That is the whole product. If you have an ODCS YAML/JSON contract and you ship
data in a regulated industry, the output of `dc-cite` is the artifact a DPO,
compliance officer or external auditor wants to see.

---

## Why this exists

Data engineers in healthcare, fintech and EU companies are converging on
**data contracts** (ODCS, dbt contracts, OpenMetadata schemas, Soda checks)
as the source of truth for what a dataset is, who owns it, what quality it
guarantees. The Bitol Foundation's
[open-data-contract-standard](https://github.com/bitol-io/open-data-contract-standard)
is rapidly becoming the de-facto YAML/JSON schema for this.

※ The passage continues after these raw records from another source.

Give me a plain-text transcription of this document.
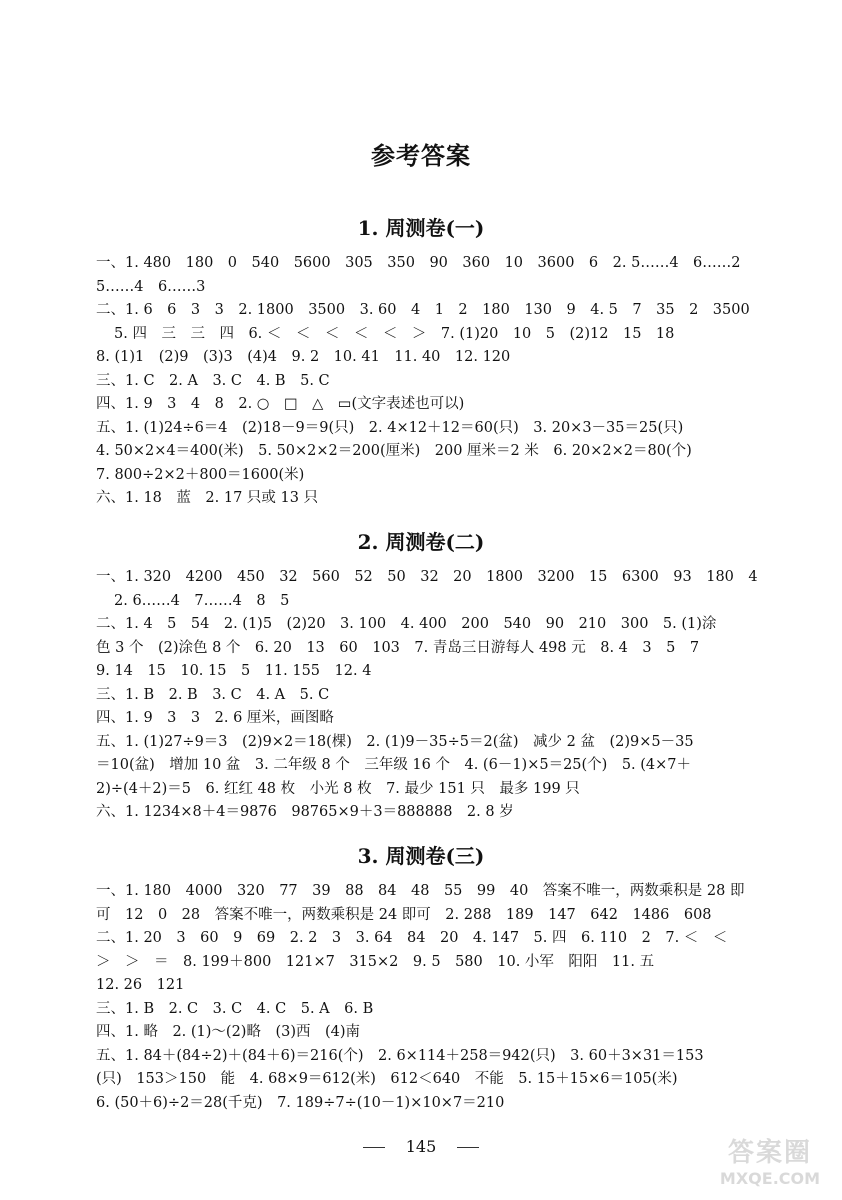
参考答案
1. 周测卷(一)
一、1. 480　180　0　540　5600　305　350　90　360　10　3600　6　2. 5……4　6……2
5……4　6……3
二、1. 6　6　3　3　2. 1800　3500　3. 60　4　1　2　180　130　9　4. 5　7　35　2　3500
5. 四　三　三　四　6. ＜　＜　＜　＜　＜　＞　7. (1)20　10　5　(2)12　15　18
8. (1)1　(2)9　(3)3　(4)4　9. 2　10. 41　11. 40　12. 120
三、1. C　2. A　3. C　4. B　5. C
四、1. 9　3　4　8　2. ○　□　△　▭(文字表述也可以)
五、1. (1)24÷6＝4　(2)18－9＝9(只)　2. 4×12＋12＝60(只)　3. 20×3－35＝25(只)
4. 50×2×4＝400(米)　5. 50×2×2＝200(厘米)　200 厘米＝2 米　6. 20×2×2＝80(个)
7. 800÷2×2＋800＝1600(米)
六、1. 18　蓝　2. 17 只或 13 只
2. 周测卷(二)
一、1. 320　4200　450　32　560　52　50　32　20　1800　3200　15　6300　93　180　4
2. 6……4　7……4　8　5
二、1. 4　5　54　2. (1)5　(2)20　3. 100　4. 400　200　540　90　210　300　5. (1)涂
色 3 个　(2)涂色 8 个　6. 20　13　60　103　7. 青岛三日游每人 498 元　8. 4　3　5　7
9. 14　15　10. 15　5　11. 155　12. 4
三、1. B　2. B　3. C　4. A　5. C
四、1. 9　3　3　2. 6 厘米，画图略
五、1. (1)27÷9＝3　(2)9×2＝18(棵)　2. (1)9－35÷5＝2(盆)　减少 2 盆　(2)9×5－35
＝10(盆)　增加 10 盆　3. 二年级 8 个　三年级 16 个　4. (6－1)×5＝25(个)　5. (4×7＋
2)÷(4＋2)＝5　6. 红红 48 枚　小光 8 枚　7. 最少 151 只　最多 199 只
六、1. 1234×8＋4＝9876　98765×9＋3＝888888　2. 8 岁
3. 周测卷(三)
一、1. 180　4000　320　77　39　88　84　48　55　99　40　答案不唯一，两数乘积是 28 即
可　12　0　28　答案不唯一，两数乘积是 24 即可　2. 288　189　147　642　1486　608
二、1. 20　3　60　9　69　2. 2　3　3. 64　84　20　4. 147　5. 四　6. 110　2　7. ＜　＜
＞　＞　＝　8. 199＋800　121×7　315×2　9. 5　580　10. 小军　阳阳　11. 五
12. 26　121
三、1. B　2. C　3. C　4. C　5. A　6. B
四、1. 略　2. (1)～(2)略　(3)西　(4)南
五、1. 84＋(84÷2)＋(84＋6)＝216(个)　2. 6×114＋258＝942(只)　3. 60＋3×31＝153
(只)　153＞150　能　4. 68×9＝612(米)　612＜640　不能　5. 15＋15×6＝105(米)
6. (50＋6)÷2＝28(千克)　7. 189÷7÷(10－1)×10×7＝210
145	答案圈
MXQE.COM
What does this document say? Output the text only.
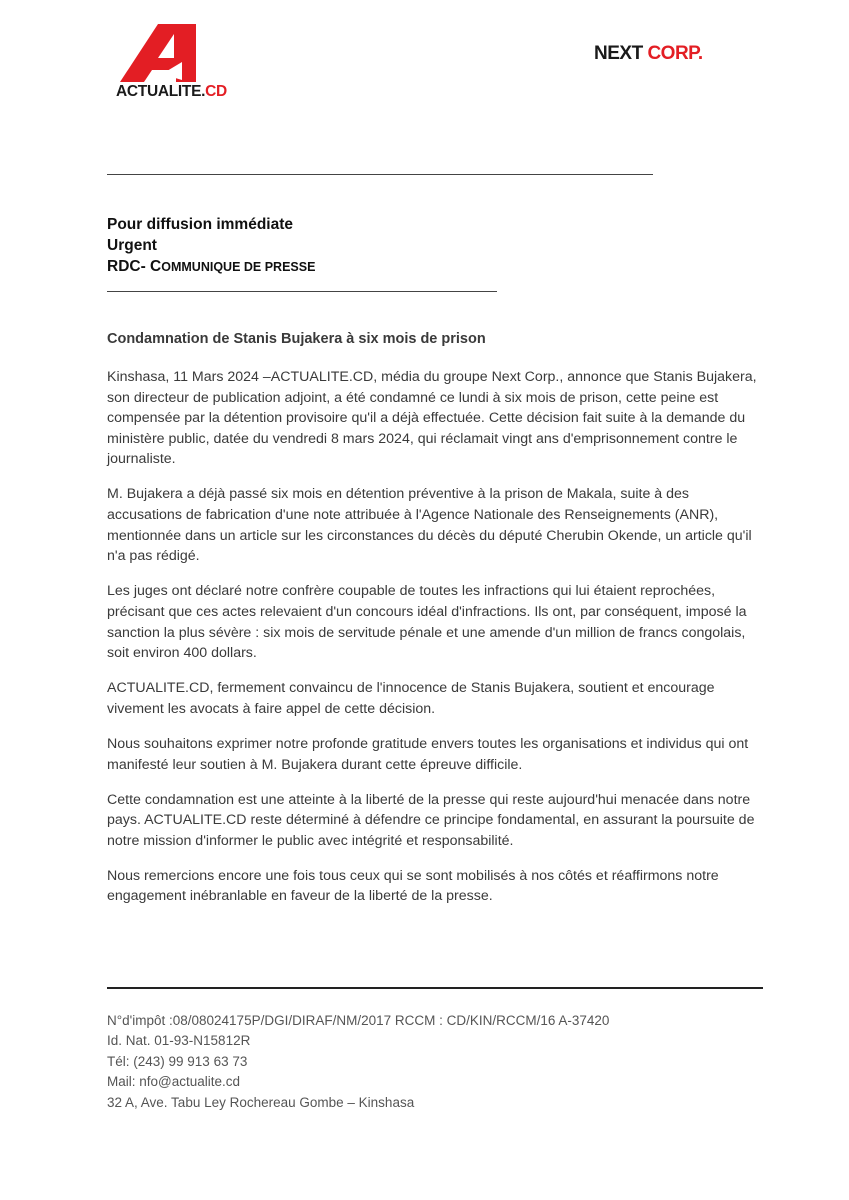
ACTUALITE.CD
NEXT CORP.
Pour diffusion immédiate
Urgent
RDC- COMMUNIQUE DE PRESSE
Condamnation de Stanis Bujakera à six mois de prison

Kinshasa, 11 Mars 2024 –ACTUALITE.CD, média du groupe Next Corp., annonce que Stanis Bujakera, son directeur de publication adjoint, a été condamné ce lundi à six mois de prison, cette peine est compensée par la détention provisoire qu'il a déjà effectuée. Cette décision fait suite à la demande du ministère public, datée du vendredi 8 mars 2024, qui réclamait vingt ans d'emprisonnement contre le journaliste.

M. Bujakera a déjà passé six mois en détention préventive à la prison de Makala, suite à des accusations de fabrication d'une note attribuée à l'Agence Nationale des Renseignements (ANR), mentionnée dans un article sur les circonstances du décès du député Cherubin Okende, un article qu'il n'a pas rédigé.

Les juges ont déclaré notre confrère coupable de toutes les infractions qui lui étaient reprochées, précisant que ces actes relevaient d'un concours idéal d'infractions. Ils ont, par conséquent, imposé la sanction la plus sévère : six mois de servitude pénale et une amende d'un million de francs congolais, soit environ 400 dollars.

ACTUALITE.CD, fermement convaincu de l'innocence de Stanis Bujakera, soutient et encourage vivement les avocats à faire appel de cette décision.

Nous souhaitons exprimer notre profonde gratitude envers toutes les organisations et individus qui ont manifesté leur soutien à M. Bujakera durant cette épreuve difficile.

Cette condamnation est une atteinte à la liberté de la presse qui reste aujourd'hui menacée dans notre pays. ACTUALITE.CD reste déterminé à défendre ce principe fondamental, en assurant la poursuite de notre mission d'informer le public avec intégrité et responsabilité.

Nous remercions encore une fois tous ceux qui se sont mobilisés à nos côtés et réaffirmons notre engagement inébranlable en faveur de la liberté de la presse.

N°d'impôt :08/08024175P/DGI/DIRAF/NM/2017 RCCM : CD/KIN/RCCM/16 A-37420
Id. Nat. 01-93-N15812R
Tél: (243) 99 913 63 73
Mail: nfo@actualite.cd
32 A, Ave. Tabu Ley Rochereau Gombe – Kinshasa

What ODCS does **not** do — and the broader data-quality tooling (Soda,
Great Expectations, Monte Carlo, OpenMetadata) also does not do — is tell you
**which regulation governs each field**. In a regulated industry that gap is
the entire conversation with your auditor:

> "You have `patient.medical_record_number` in this contract — under what
> regulation is it personal data, and where does that regulation say so?"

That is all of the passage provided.